TAMPA — Arthur Scott, 61, squats amid a field of handlebars, pedals and tires. His glasses slip down his nose as he tries to straighten the spokes on a twisted bike wheel.
Around him, a dozen or so guests help assemble bikes that will be distributed to the city's homeless at the Well, a daytime shelter just north of downtown.
For Scott, who hasn't had a permanent residence since he broke his ankle in January and could no longer work, it's a way of giving back. It's a chance to help a group that has welcomed, sheltered and fed him for the past six months.
"You don't feel like you're worthless here," Scott said.
Scott is one of about 400 people served each week at the Well. A team of volunteers and part-time staffers run the nine-room operation.
There's a free market where folks pick up food and supplies. There's a shower and a big outdoor space to host community meals. But perhaps most importantly, there is a family room where people who live outdoors can escape the elements, even if just for a few hours.
During the deluges earlier this month, the Well stayed open late to give the people they serve a little extra reprieve from the rain.
"It's hard to keep important papers like birth certificates safe when you're soaked," said executive director Jon Dengler, 35.
While the Well has sat in its current location for only a year, Dengler spawned the idea nearly two decades ago after he suffered a severe head-on auto collison his senior year of high school. He spent most of the school year on a ventilator with his jaw wired shut. When he finally returned to Gaither High School he had to use a wheelchair.
It was the first time he realized how blind he had been to the suffering of others.
"There were all these people I had never seen or noticed at the school living with difficulties, and in many ways they were invisible to other students," he said. "I remember feeling like I had become one of them. It was heavy."
He went to college at the University of South Florida, turning to drugs to cope with the mental and physical aftermath of his accident. Then one night he said he had a religious experience in which he felt he learned why he had endured the accident and was suffering so.
"It was a way to wake me up to the pain of others," he said. "And to know pain in a way that could give me the empathy to help people who were suffering."
The experience shook him up. He stopped using drugs. He switched his major to religious studies and joined a Bible study where he befriended a community of people dedicated to putting the book's lessons into action.
Through their work, they learned there was no place for the homeless to get a meal on Thursday nights in the downtown area. You could say that's when the Well formally began.
Dengler and his friends partnered with Metropolitan Ministries to open a Thursday meal site near Ybor Heights. But there was always the feeling they needed to do something more.
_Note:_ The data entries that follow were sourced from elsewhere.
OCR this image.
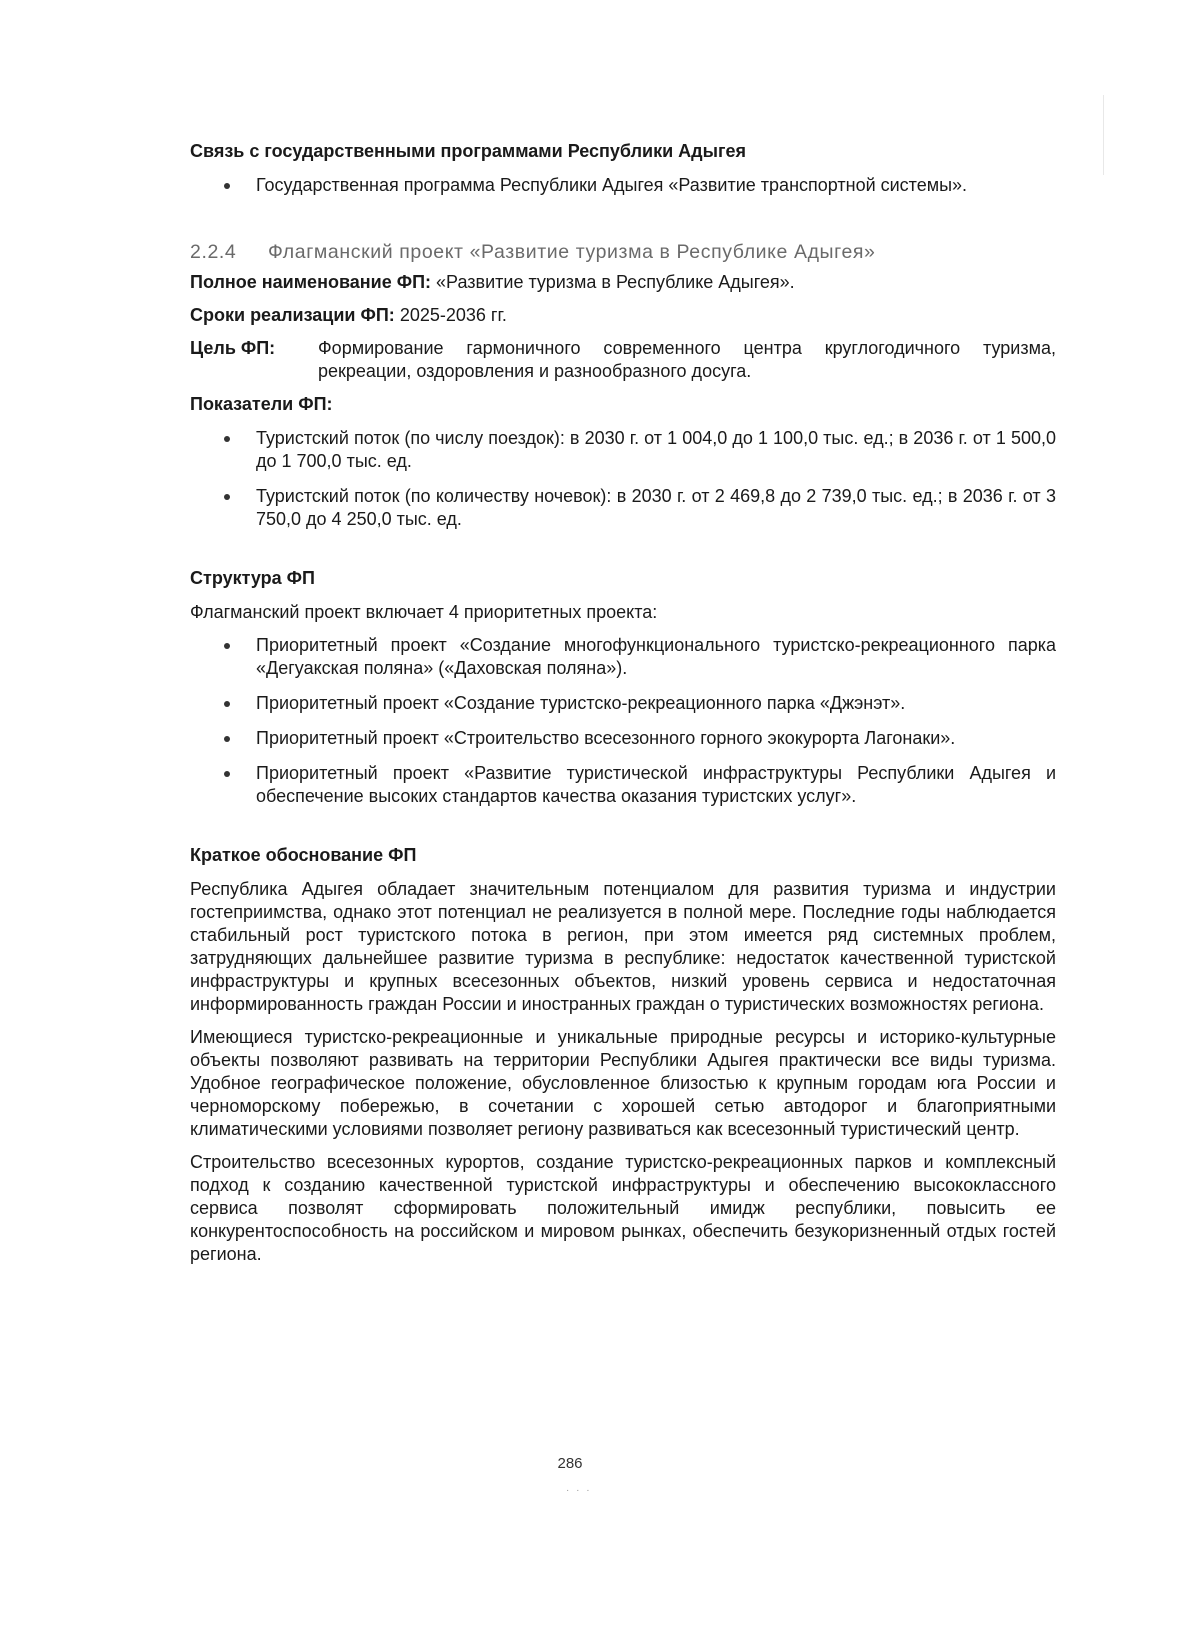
Связь с государственными программами Республики Адыгея
Государственная программа Республики Адыгея «Развитие транспортной системы».
2.2.4 Флагманский проект «Развитие туризма в Республике Адыгея»
Полное наименование ФП: «Развитие туризма в Республике Адыгея».
Сроки реализации ФП: 2025-2036 гг.
Цель ФП:	Формирование гармоничного современного центра круглогодичного туризма, рекреации, оздоровления и разнообразного досуга.
Показатели ФП:
Туристский поток (по числу поездок): в 2030 г. от 1 004,0 до 1 100,0 тыс. ед.; в 2036 г. от 1 500,0 до 1 700,0 тыс. ед.
Туристский поток (по количеству ночевок): в 2030 г. от 2 469,8 до 2 739,0 тыс. ед.; в 2036 г. от 3 750,0 до 4 250,0 тыс. ед.
Структура ФП
Флагманский проект включает 4 приоритетных проекта:
Приоритетный проект «Создание многофункционального туристско-рекреационного парка «Дегуакская поляна» («Даховская поляна»).
Приоритетный проект «Создание туристско-рекреационного парка «Джэнэт».
Приоритетный проект «Строительство всесезонного горного экокурорта Лагонаки».
Приоритетный проект «Развитие туристической инфраструктуры Республики Адыгея и обеспечение высоких стандартов качества оказания туристских услуг».
Краткое обоснование ФП
Республика Адыгея обладает значительным потенциалом для развития туризма и индустрии гостеприимства, однако этот потенциал не реализуется в полной мере. Последние годы наблюдается стабильный рост туристского потока в регион, при этом имеется ряд системных проблем, затрудняющих дальнейшее развитие туризма в республике: недостаток качественной туристской инфраструктуры и крупных всесезонных объектов, низкий уровень сервиса и недостаточная информированность граждан России и иностранных граждан о туристических возможностях региона.
Имеющиеся туристско-рекреационные и уникальные природные ресурсы и историко-культурные объекты позволяют развивать на территории Республики Адыгея практически все виды туризма. Удобное географическое положение, обусловленное близостью к крупным городам юга России и черноморскому побережью, в сочетании с хорошей сетью автодорог и благоприятными климатическими условиями позволяет региону развиваться как всесезонный туристический центр.
Строительство всесезонных курортов, создание туристско-рекреационных парков и комплексный подход к созданию качественной туристской инфраструктуры и обеспечению высококлассного сервиса позволят сформировать положительный имидж республики, повысить ее конкурентоспособность на российском и мировом рынках, обеспечить безукоризненный отдых гостей региона.
286
· · ·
"We wanted to use a meal site to create a common ground for people to really get to know each other," said Jon Sanders, 34, one of the Well's original volunteers. "If we can connect middle and upper class people with the poor to develop real relationships, that's how real change can happen."
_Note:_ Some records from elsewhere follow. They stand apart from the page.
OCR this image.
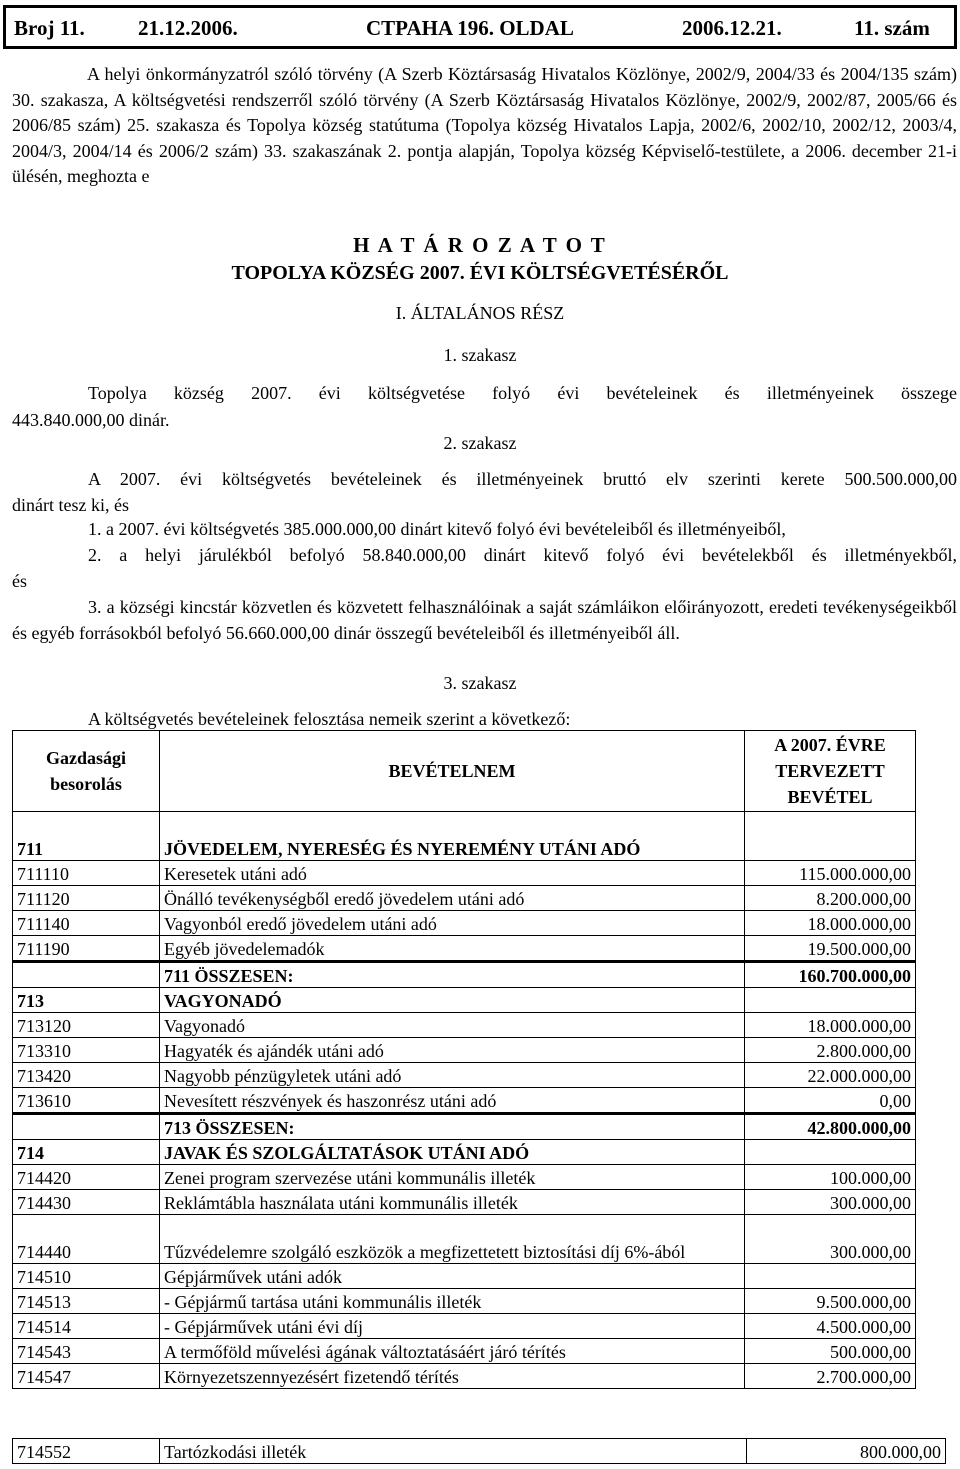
Broj 11.	21.12.2006.	CTPAHA 196. OLDAL	2006.12.21.	11. szám
A helyi önkormányzatról szóló törvény (A Szerb Köztársaság Hivatalos Közlönye, 2002/9, 2004/33 és 2004/135 szám) 30. szakasza, A költségvetési rendszerről szóló törvény (A Szerb Köztársaság Hivatalos Közlönye, 2002/9, 2002/87, 2005/66 és 2006/85 szám) 25. szakasza és Topolya község statútuma (Topolya község Hivatalos Lapja, 2002/6, 2002/10, 2002/12, 2003/4, 2004/3, 2004/14 és 2006/2 szám) 33. szakaszának 2. pontja alapján, Topolya község Képviselő-testülete, a 2006. december 21-i ülésén, meghozta e
H A T Á R O Z A T O T
TOPOLYA KÖZSÉG 2007. ÉVI KÖLTSÉGVETÉSÉRŐL
I. ÁLTALÁNOS RÉSZ
1. szakasz
Topolya község 2007. évi költségvetése folyó évi bevételeinek és illetményeinek összege
443.840.000,00 dinár.
2. szakasz
A 2007. évi költségvetés bevételeinek és illetményeinek bruttó elv szerinti kerete 500.500.000,00
dinárt tesz ki, és
1. a 2007. évi költségvetés 385.000.000,00 dinárt kitevő folyó évi bevételeiből és illetményeiből,
2. a helyi járulékból befolyó 58.840.000,00 dinárt kitevő folyó évi bevételekből és illetményekből,
és
3. a községi kincstár közvetlen és közvetett felhasználóinak a saját számláikon előirányozott, eredeti tevékenységeikből és egyéb forrásokból befolyó 56.660.000,00 dinár összegű bevételeiből és illetményeiből áll.
3. szakasz
A költségvetés bevételeinek felosztása nemeik szerint a következő:
Gazdasági besorolás	BEVÉTELNEM	A 2007. ÉVRE TERVEZETT BEVÉTEL
711	JÖVEDELEM, NYERESÉG ÉS NYEREMÉNY UTÁNI ADÓ	
711110	Keresetek utáni adó	115.000.000,00
711120	Önálló tevékenységből eredő jövedelem utáni adó	8.200.000,00
711140	Vagyonból eredő jövedelem utáni adó	18.000.000,00
711190	Egyéb jövedelemadók	19.500.000,00
	711 ÖSSZESEN:	160.700.000,00
713	VAGYONADÓ	
713120	Vagyonadó	18.000.000,00
713310	Hagyaték és ajándék utáni adó	2.800.000,00
713420	Nagyobb pénzügyletek utáni adó	22.000.000,00
713610	Nevesített részvények és haszonrész utáni adó	0,00
	713 ÖSSZESEN:	42.800.000,00
714	JAVAK ÉS SZOLGÁLTATÁSOK UTÁNI ADÓ	
714420	Zenei program szervezése utáni kommunális illeték	100.000,00
714430	Reklámtábla használata utáni kommunális illeték	300.000,00
714440	Tűzvédelemre szolgáló eszközök a megfizettetett biztosítási díj 6%-ából	300.000,00
714510	Gépjárművek utáni adók	
714513	- Gépjármű tartása utáni kommunális illeték	9.500.000,00
714514	- Gépjárművek utáni évi díj	4.500.000,00
714543	A termőföld művelési ágának változtatásáért járó térítés	500.000,00
714547	Környezetszennyezésért fizetendő térítés	2.700.000,00
714552	Tartózkodási illeték	800.000,00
They bounced around for a few years before finding their current home near the corner of Florida and Floribraska Avenues. After securing enough pledges, they were able to move in on Memorial Day weekend 2014.
The Well recently earned non-profit status. The group's annual operating budget is $112,000, funded mostly through private donations. Their next mission is to work on a place for housing and nighttime shelter.
The Well still serves its Thursday night meal. Donya Frazier, Metropolitan Ministries manager of community partners, attended a recent dinner.
About 60 people were there, she said. A tent covered the table. Candles illuminated the scene. Volunteers checked in on diners, refilling their drinks and bringing extra napkins.
"It's a very nice dinner for people who are homeless or at risk of becoming homeless," she said. "Just because they are less fortunate than us, they can still go to a restaurant."